While Sleep became less political, and gelled into a stoner metal band after Volume One, I don’t think it’s necessarily because guitarist Justin Marler quit the band in the fall of 1991 to join a monastery, and pen the apocalyptic cult zine, “Death to the World.” He might have brought his influence into the later albums, though with the religious imagery that didn’t really exist before Volume One, it certainly infuses everything afterwards. It does seem like he made an impression. How one would quantify it, I don’t know. He would only play on this one album. I wouldn’t peg him as a Syd Barrett type. He seems to be doing well, playing indie rock the last place I could track him down anyway. His band The Sabians with Hakius, and Rachael Fisher, Chris Hakius’s wife was quite good, if incredibly straight forward. No frills there, just doom rock the way it used to be made. I think that the myth of Marler retreating to the St. Herman of Alaska Monastery might have added to the legend of Sleep, I prefer to think of it as the place that took in punk rock kids, and often warped their minds to a strict form of evangelicalism that I don’t think is healthy, and seems rather predatory, to me at least. Regardless, Volume One is best known for Marler’s participation, but it’s still a whole cohesive band, and their heaviest album to this date.

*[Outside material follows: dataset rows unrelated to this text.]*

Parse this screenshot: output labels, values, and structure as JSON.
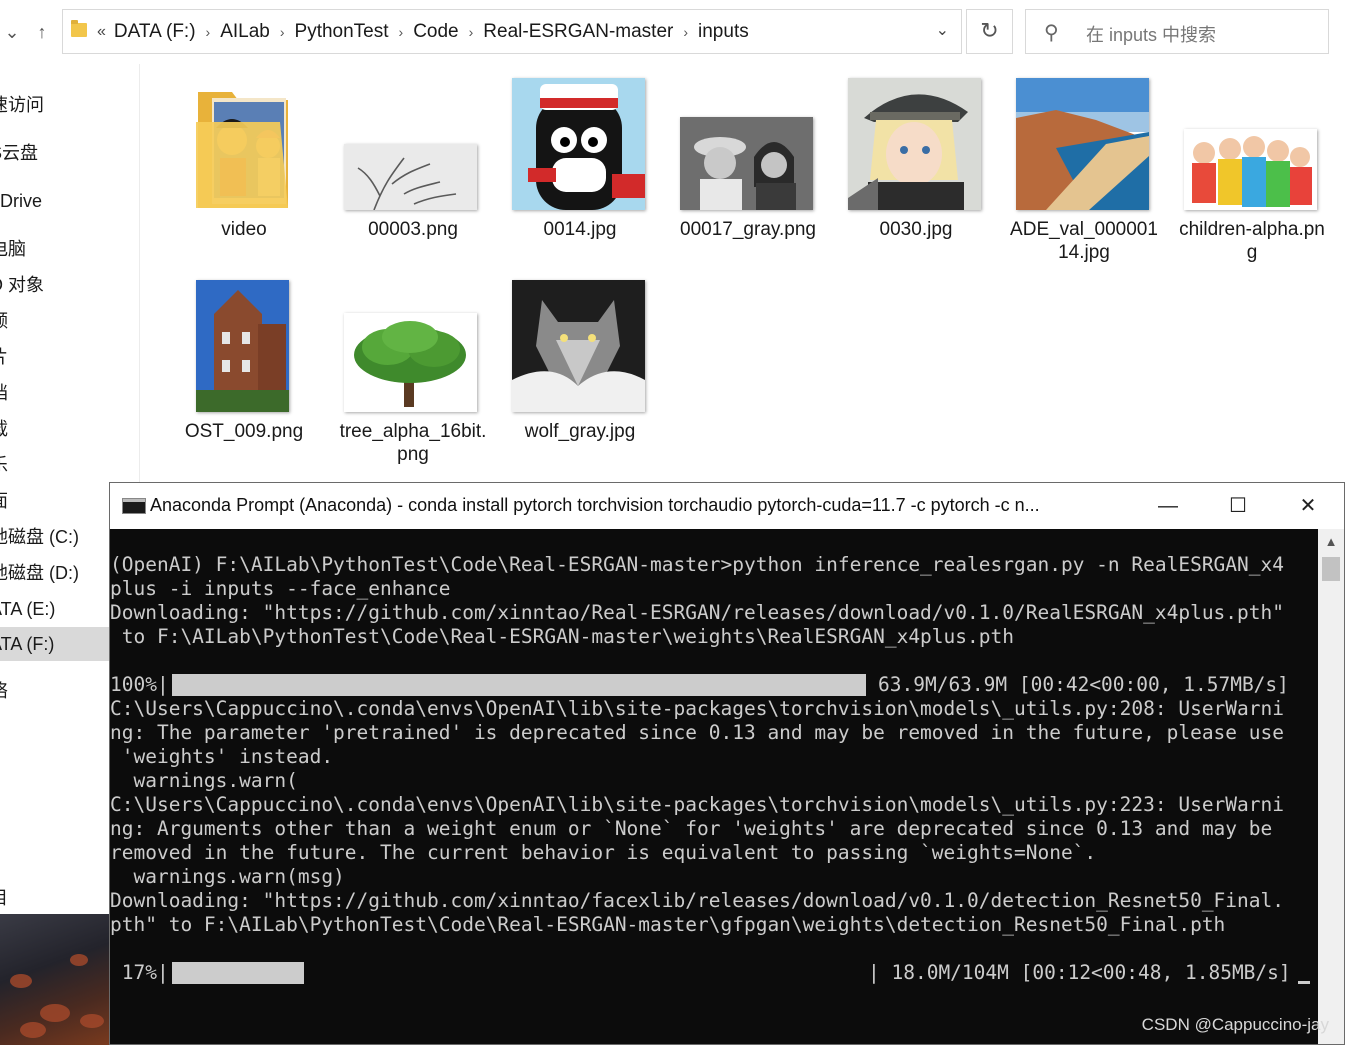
{
  "explorer": {
    "breadcrumb_lead": "«",
    "breadcrumbs": [
      "DATA (F:)",
      "AILab",
      "PythonTest",
      "Code",
      "Real-ESRGAN-master",
      "inputs"
    ],
    "search_placeholder": "在 inputs 中搜索",
    "nav_items": [
      {
        "label": "速访问"
      },
      {
        "label": "S云盘"
      },
      {
        "label": "eDrive"
      },
      {
        "label": "电脑"
      },
      {
        "label": "D 对象"
      },
      {
        "label": "频"
      },
      {
        "label": "片"
      },
      {
        "label": "档"
      },
      {
        "label": "载"
      },
      {
        "label": "乐"
      },
      {
        "label": "面"
      },
      {
        "label": "地磁盘 (C:)"
      },
      {
        "label": "地磁盘 (D:)"
      },
      {
        "label": "ATA (E:)"
      },
      {
        "label": "ATA (F:)"
      },
      {
        "label": "络"
      },
      {
        "label": "目"
      }
    ],
    "files": [
      {
        "name": "video"
      },
      {
        "name": "00003.png"
      },
      {
        "name": "0014.jpg"
      },
      {
        "name": "00017_gray.png"
      },
      {
        "name": "0030.jpg"
      },
      {
        "name": "ADE_val_00000114.jpg"
      },
      {
        "name": "children-alpha.png"
      },
      {
        "name": "OST_009.png"
      },
      {
        "name": "tree_alpha_16bit.png"
      },
      {
        "name": "wolf_gray.jpg"
      }
    ]
  },
  "console": {
    "title": "Anaconda Prompt (Anaconda) - conda  install pytorch torchvision torchaudio pytorch-cuda=11.7 -c pytorch -c n...",
    "lines": [
      "(OpenAI) F:\\AILab\\PythonTest\\Code\\Real-ESRGAN-master>python inference_realesrgan.py -n RealESRGAN_x4",
      "plus -i inputs --face_enhance",
      "Downloading: \"https://github.com/xinntao/Real-ESRGAN/releases/download/v0.1.0/RealESRGAN_x4plus.pth\"",
      " to F:\\AILab\\PythonTest\\Code\\Real-ESRGAN-master\\weights\\RealESRGAN_x4plus.pth",
      "C:\\Users\\Cappuccino\\.conda\\envs\\OpenAI\\lib\\site-packages\\torchvision\\models\\_utils.py:208: UserWarni",
      "ng: The parameter 'pretrained' is deprecated since 0.13 and may be removed in the future, please use",
      " 'weights' instead.",
      "  warnings.warn(",
      "C:\\Users\\Cappuccino\\.conda\\envs\\OpenAI\\lib\\site-packages\\torchvision\\models\\_utils.py:223: UserWarni",
      "ng: Arguments other than a weight enum or `None` for 'weights' are deprecated since 0.13 and may be",
      "removed in the future. The current behavior is equivalent to passing `weights=None`.",
      "  warnings.warn(msg)",
      "Downloading: \"https://github.com/xinntao/facexlib/releases/download/v0.1.0/detection_Resnet50_Final.",
      "pth\" to F:\\AILab\\PythonTest\\Code\\Real-ESRGAN-master\\gfpgan\\weights\\detection_Resnet50_Final.pth"
    ],
    "progress1": {
      "pct_label": "100%|",
      "stats": "63.9M/63.9M [00:42<00:00, 1.57MB/s]",
      "fraction": 1.0
    },
    "progress2": {
      "pct_label": " 17%|",
      "stats": "| 18.0M/104M [00:12<00:48, 1.85MB/s]",
      "fraction": 0.17
    }
  },
  "watermark": "CSDN @Cappuccino-jay",
  "colors": {
    "console_bg": "#0c0c0c",
    "console_text": "#cccccc",
    "selected_nav": "#d9d9d9"
  }
}
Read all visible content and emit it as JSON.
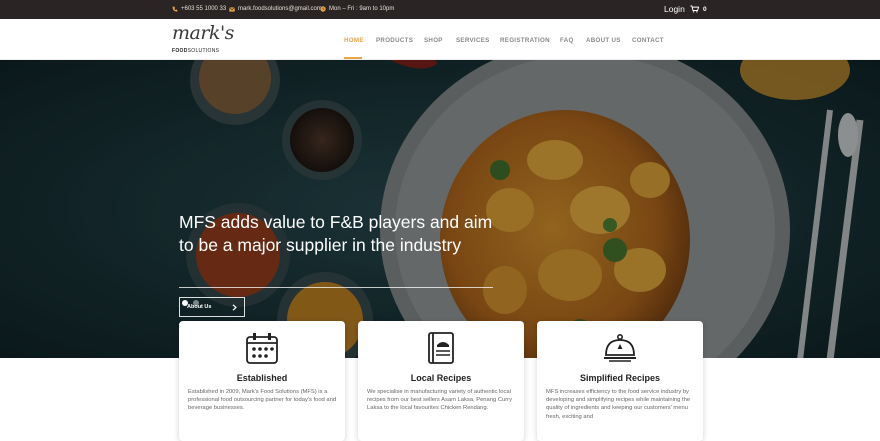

The wall gets torn down on the seventh track of the album. Urgent drumming on a fast-paced rhythm move the song barreling down the track. It sounds huge and intimidating, like maybe we’ve misjudged this beast all along. This is the hardcore sound that Pike alluded to when describing HoF. It rocks with big breakdowns, the classic sound we love from Holy Mountain is just a tad bit heavier, and I think for this reason it’s criminally overlooked. While a song like “Prey,” the penultimate track of the album is not necessarily here to bum you out, it’s not meant to be pretty. This is music meant to wake you up. Although Sleep often hint and having this kind of energy, Volume One pummels you with it, and at only nine songs that clock in at 45 minutes, it’s not a skimpy album for the genre. When the closer, “Scourge,” our last nod to the work Asbestosdeath gave us finishes everything out, you feel perfectly satisfied, not a wasted moment, and it’s done before it wears out its welcome. When the EP, Vol 2 is released in 1992, cover of Black Sabbath’s “Lord of this World” graces the A side, with two tracks that would appear on Holy Mountain, Sleep’s fate as the newest godfathers of stoner metal sealed.